Adoption of a FallibleVec
variant, despite its vitality, is also quite insufficient for ensuring all allocations are handled fallibly throughout the codebase. This type used in APIs doesn't do anything about Vec
s used inside function bodies. I've had to also find and eliminate all uses of temporary vecs inside functions — things like a .collect::<Vec<_>>()
to a temporary to sort it or to convert [Owned]
to [&borrowed]
. It's not easy to grep for all such cases, because there's too many methods that may allocate, e.g. From
/Into
.
Most importantly, adoption of a FallibleVec
in my codebase does absolutely nothing about 3rd party code. Crates may return wrappers around aborting-Vec
such as Image
or Bytes
. They should of course add fallibility support in their codebase, but my point is that my use of a FallibleVec
type doesn't force them to do so. Even if 3rd party crate's API doesn't use any aborting types, there's no guarantee that it doesn't use them.
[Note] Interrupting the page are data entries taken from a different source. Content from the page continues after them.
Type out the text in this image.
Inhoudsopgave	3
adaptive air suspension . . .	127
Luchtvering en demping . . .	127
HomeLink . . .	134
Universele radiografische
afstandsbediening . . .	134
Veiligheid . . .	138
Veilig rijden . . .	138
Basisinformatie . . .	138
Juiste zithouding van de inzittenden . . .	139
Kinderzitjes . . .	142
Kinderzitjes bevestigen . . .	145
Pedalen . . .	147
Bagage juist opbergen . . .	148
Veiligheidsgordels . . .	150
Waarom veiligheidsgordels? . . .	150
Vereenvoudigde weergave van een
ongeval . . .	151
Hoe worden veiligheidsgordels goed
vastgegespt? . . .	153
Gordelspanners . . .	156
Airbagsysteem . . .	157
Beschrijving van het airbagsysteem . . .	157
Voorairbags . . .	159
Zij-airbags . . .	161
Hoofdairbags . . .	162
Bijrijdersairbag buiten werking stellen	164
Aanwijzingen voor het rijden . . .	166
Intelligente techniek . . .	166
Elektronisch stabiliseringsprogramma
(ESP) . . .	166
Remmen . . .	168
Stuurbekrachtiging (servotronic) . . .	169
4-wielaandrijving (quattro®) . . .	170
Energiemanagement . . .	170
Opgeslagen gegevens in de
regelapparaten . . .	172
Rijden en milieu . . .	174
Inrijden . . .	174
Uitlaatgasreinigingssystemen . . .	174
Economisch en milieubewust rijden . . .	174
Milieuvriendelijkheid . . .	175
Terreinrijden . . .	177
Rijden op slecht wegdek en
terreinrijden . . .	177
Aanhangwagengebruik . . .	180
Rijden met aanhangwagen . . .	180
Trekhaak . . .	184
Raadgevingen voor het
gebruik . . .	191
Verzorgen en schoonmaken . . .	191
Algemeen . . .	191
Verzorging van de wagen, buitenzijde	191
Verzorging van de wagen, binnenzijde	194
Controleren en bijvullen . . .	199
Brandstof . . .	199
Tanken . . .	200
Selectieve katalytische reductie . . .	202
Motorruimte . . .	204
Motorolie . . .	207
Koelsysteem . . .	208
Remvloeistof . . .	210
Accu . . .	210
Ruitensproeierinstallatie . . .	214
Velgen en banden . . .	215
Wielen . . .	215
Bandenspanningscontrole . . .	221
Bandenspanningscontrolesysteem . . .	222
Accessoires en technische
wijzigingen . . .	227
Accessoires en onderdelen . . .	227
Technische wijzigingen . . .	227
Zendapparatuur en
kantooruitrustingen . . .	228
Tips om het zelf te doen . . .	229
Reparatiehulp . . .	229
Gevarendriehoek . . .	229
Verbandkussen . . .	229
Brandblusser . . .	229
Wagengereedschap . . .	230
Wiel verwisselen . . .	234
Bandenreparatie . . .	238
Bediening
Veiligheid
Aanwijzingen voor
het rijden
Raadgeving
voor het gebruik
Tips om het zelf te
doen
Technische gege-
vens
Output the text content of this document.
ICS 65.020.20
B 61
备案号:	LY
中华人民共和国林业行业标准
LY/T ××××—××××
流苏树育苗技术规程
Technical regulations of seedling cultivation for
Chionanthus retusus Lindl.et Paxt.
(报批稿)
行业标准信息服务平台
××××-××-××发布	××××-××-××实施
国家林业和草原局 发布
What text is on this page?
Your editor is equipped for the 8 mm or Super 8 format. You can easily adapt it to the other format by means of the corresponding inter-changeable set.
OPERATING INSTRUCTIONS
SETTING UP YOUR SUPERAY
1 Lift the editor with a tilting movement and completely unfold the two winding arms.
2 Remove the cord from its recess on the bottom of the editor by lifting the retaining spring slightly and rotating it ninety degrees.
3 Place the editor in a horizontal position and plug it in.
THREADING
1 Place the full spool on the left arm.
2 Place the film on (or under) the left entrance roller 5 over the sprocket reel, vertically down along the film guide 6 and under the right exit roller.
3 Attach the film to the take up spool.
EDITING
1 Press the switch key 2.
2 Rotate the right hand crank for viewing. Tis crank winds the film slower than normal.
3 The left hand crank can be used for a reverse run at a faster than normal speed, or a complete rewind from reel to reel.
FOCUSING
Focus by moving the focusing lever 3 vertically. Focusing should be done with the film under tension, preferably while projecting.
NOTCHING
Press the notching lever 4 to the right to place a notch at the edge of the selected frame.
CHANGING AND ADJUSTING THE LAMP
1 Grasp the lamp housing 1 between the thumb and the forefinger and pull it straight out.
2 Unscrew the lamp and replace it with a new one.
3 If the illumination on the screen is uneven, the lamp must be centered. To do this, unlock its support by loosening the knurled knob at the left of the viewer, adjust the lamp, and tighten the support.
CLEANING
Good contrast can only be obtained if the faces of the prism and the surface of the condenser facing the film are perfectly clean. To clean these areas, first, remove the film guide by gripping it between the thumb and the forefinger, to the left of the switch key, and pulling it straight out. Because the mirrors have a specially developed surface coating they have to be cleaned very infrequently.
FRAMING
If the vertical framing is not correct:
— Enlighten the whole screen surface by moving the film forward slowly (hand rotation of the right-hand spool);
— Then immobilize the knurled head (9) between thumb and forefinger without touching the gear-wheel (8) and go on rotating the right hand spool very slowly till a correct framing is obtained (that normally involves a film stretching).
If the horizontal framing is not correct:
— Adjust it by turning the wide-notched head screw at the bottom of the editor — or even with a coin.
I would like to detect and potentially block use of 3rd party code that aborts on OOM, but there are no language features for that, and type-based enforcement can't do it.
My conclusions so far:
-
Vec::try_reserve
+Vec::try_with_capacity
+Vec::try_extend
are a big improvement. They're easy to adopt. Finding all places where allocations happen is a whack-a-mole, but once it's done it works well. -
Handling fallibility through a
FallibleVec
type is not worth it. It's a pain from usability and interoperability perspective, and it doens't improve anything overVec::try_reserve
. Just likeVec::try_reserve
it's only a partial opt-in solution. I would also be wary of code that uses generics to allow both fallible and non-fallible flavors ofVec
s, because that can cause generics bloat, and still fails to give a guarantee that the program won't abort. I would not use such type if it was in std. -
I would like to have some additional solution that enforces fallible allocation for entire scopes or entire crates, including calls to 3rd party code, even code that uses aborting-
Vec
only privately. I think it would be similar to enforcing no panics. -
I've never needed any detailed information from the allocation error. From the context it's always obvious what I was trying to allocate, and details don't matter beyond the fact that it failed. Any information about allocation size is redundant. Any information about remaining free mem is unusable due to inherent TOCTOU race, so there's really nothing useful I could do with details in allocation errors. The only option is to give up and propagate the error, so to me a zero-sized
AllocError
type is entirely sufficient.